Das Verwaltungsgericht Göttingen hat mit Beschluss vom 17.02.2022 zum Aktenzeichen 2 B 245/21 eine bauordnungsrechtliche Verfügung bestätigt, mit der die Eigentümer zum Rückbau des bereits teileingestürzten Gebäudes verpflichtet worden sind.
Aus der Pressemitteilung des VG Göttingen vom 21.02.2022 ergibt sich:
Das betroffene Fachwerkwohnhaus wurde in der zweiten Hälfte des 18. Jahrhunderts im Ortsteil Steina der Stadt Bad Sachsa errichtet und 1988 in das Denkmalverzeichnis eingetragen. Im Jahr 2011 erbten die Antragsteller die bereits zu diesem Zeitpunkt sanierungsbedürftige Immobile. Nachdem ein Anwohner mitgeteilt hatte, dass eine Windfeder auf den Gehweg zu stürzen drohte, wurde einer der Antragsteller im Jahr 2012 vom damals zuständigen Landkreis Osterode am Harz darauf hingewiesen, dass das Dach des Fachwerkwohnhauses zu reparieren sei. Im Jahr 2013 erkundigte sich die Behörde nach dem Sachstand, ohne, dass hierauf eine Reaktion folgte. Im Jahr 2014 erklärten die Antragsteller den Verzicht auf das Eigentum.

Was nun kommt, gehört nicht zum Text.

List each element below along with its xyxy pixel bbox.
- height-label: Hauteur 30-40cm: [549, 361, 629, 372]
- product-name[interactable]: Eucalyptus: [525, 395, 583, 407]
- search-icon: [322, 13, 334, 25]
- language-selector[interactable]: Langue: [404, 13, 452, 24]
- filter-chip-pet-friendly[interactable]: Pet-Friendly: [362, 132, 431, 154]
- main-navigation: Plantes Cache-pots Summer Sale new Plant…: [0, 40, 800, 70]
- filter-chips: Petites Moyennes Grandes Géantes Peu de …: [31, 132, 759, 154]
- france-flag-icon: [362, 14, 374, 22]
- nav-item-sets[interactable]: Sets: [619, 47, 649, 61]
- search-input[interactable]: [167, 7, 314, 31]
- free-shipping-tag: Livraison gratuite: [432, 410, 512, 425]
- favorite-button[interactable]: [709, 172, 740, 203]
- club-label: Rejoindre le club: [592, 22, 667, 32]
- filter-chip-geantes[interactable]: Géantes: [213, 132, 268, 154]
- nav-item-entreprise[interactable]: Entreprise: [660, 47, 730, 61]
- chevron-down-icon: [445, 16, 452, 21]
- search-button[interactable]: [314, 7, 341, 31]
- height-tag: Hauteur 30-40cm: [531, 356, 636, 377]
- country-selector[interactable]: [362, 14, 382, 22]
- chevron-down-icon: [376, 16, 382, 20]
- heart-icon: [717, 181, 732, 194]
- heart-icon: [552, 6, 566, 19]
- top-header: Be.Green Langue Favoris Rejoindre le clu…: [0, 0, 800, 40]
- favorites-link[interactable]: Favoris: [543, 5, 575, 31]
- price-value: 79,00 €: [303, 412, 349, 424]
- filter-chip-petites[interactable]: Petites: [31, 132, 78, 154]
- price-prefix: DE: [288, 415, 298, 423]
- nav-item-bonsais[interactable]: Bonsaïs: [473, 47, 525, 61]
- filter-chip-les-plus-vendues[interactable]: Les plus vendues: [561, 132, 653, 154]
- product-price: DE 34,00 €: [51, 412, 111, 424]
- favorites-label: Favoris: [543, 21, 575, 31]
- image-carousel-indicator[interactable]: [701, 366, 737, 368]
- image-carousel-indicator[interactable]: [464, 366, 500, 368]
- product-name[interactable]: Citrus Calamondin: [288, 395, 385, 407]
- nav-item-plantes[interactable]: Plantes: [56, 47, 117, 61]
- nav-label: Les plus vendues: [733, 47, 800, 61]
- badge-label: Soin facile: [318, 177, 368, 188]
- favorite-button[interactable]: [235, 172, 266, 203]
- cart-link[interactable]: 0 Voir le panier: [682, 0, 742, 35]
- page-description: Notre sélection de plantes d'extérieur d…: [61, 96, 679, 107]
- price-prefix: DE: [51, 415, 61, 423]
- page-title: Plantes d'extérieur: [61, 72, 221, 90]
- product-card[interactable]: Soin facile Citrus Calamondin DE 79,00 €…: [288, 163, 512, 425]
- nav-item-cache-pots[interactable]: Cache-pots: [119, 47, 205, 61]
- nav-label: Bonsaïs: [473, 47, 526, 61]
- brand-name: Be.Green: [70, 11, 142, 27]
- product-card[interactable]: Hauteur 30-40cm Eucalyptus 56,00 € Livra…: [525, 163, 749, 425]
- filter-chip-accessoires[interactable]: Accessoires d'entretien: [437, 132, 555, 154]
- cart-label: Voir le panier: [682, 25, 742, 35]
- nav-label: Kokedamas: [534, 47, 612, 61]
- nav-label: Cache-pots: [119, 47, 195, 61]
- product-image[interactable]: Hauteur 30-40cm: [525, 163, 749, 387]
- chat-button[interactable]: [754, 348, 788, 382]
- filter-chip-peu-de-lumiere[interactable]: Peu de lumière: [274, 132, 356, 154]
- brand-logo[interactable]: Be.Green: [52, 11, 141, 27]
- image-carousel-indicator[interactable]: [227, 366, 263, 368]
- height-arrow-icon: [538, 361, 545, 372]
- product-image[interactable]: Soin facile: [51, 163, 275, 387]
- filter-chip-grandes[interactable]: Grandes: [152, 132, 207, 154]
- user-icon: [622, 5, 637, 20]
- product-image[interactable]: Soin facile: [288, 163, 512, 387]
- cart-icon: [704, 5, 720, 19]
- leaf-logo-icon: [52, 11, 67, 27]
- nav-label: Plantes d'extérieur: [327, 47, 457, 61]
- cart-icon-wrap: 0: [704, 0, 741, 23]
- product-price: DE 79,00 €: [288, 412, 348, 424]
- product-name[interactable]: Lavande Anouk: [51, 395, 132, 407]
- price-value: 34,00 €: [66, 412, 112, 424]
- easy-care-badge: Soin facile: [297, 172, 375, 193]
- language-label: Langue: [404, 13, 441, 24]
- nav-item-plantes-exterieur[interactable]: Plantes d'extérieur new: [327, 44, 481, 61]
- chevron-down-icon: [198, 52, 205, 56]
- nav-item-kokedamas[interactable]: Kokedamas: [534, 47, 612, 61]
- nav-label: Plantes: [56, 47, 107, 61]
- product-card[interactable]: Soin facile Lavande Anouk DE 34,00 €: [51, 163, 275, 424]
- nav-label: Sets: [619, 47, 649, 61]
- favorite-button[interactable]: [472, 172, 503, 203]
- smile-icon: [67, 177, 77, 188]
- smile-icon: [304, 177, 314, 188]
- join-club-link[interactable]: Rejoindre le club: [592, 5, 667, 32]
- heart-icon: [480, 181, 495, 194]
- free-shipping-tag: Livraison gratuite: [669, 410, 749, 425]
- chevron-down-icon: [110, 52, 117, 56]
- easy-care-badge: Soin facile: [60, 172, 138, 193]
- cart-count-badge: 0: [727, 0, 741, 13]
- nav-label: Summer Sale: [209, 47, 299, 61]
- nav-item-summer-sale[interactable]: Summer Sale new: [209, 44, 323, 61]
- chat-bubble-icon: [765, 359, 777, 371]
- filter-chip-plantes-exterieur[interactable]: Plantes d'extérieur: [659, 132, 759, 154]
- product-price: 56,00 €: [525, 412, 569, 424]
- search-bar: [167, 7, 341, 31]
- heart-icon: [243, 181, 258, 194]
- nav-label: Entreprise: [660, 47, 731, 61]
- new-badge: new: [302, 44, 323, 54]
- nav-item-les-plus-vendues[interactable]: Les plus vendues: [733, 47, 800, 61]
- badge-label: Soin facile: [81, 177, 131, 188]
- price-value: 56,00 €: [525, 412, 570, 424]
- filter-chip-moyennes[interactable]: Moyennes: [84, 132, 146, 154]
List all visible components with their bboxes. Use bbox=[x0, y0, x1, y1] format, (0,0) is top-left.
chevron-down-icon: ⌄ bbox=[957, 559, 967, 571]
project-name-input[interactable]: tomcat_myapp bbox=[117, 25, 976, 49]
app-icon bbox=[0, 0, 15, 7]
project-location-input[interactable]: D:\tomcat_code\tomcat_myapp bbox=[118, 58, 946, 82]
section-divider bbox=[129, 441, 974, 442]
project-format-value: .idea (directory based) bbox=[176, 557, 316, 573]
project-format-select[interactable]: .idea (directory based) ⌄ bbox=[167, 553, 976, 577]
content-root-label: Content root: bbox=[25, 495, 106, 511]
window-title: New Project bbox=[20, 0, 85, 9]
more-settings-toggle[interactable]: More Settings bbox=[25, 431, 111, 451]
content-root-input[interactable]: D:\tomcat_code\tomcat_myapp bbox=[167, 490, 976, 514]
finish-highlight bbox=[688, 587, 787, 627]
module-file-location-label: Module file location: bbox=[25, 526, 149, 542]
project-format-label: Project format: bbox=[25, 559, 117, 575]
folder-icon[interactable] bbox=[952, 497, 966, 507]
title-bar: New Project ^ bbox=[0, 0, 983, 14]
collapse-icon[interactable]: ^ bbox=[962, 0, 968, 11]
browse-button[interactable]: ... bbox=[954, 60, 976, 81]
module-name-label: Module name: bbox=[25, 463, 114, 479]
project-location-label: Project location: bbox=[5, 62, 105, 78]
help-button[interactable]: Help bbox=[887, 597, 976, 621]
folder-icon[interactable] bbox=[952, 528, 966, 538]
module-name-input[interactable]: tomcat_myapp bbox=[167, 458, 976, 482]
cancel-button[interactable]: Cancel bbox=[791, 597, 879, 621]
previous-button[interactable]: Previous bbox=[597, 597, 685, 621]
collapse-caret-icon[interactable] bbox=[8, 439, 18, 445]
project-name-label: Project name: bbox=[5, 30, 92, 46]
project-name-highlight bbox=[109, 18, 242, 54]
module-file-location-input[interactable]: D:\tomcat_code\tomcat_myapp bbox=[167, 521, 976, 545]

Nachdem im Jahr 2017 mehrere Dachziegel auf das Nachbargrundstück gefallen waren, verpflichtete der nun zuständige Landkreis Göttingen die Antragsteller im Februar 2019 auf Grundlage des Denkmalschutzgesetzes zur Durchführung von Sicherungsmaßnahmen. Hiergegen erhoben die Antragsteller Klage. Während des gerichtlichen Verfahrens stürzte am 20.08.2021 ein Teil des Fachwerkwohnhauses ein.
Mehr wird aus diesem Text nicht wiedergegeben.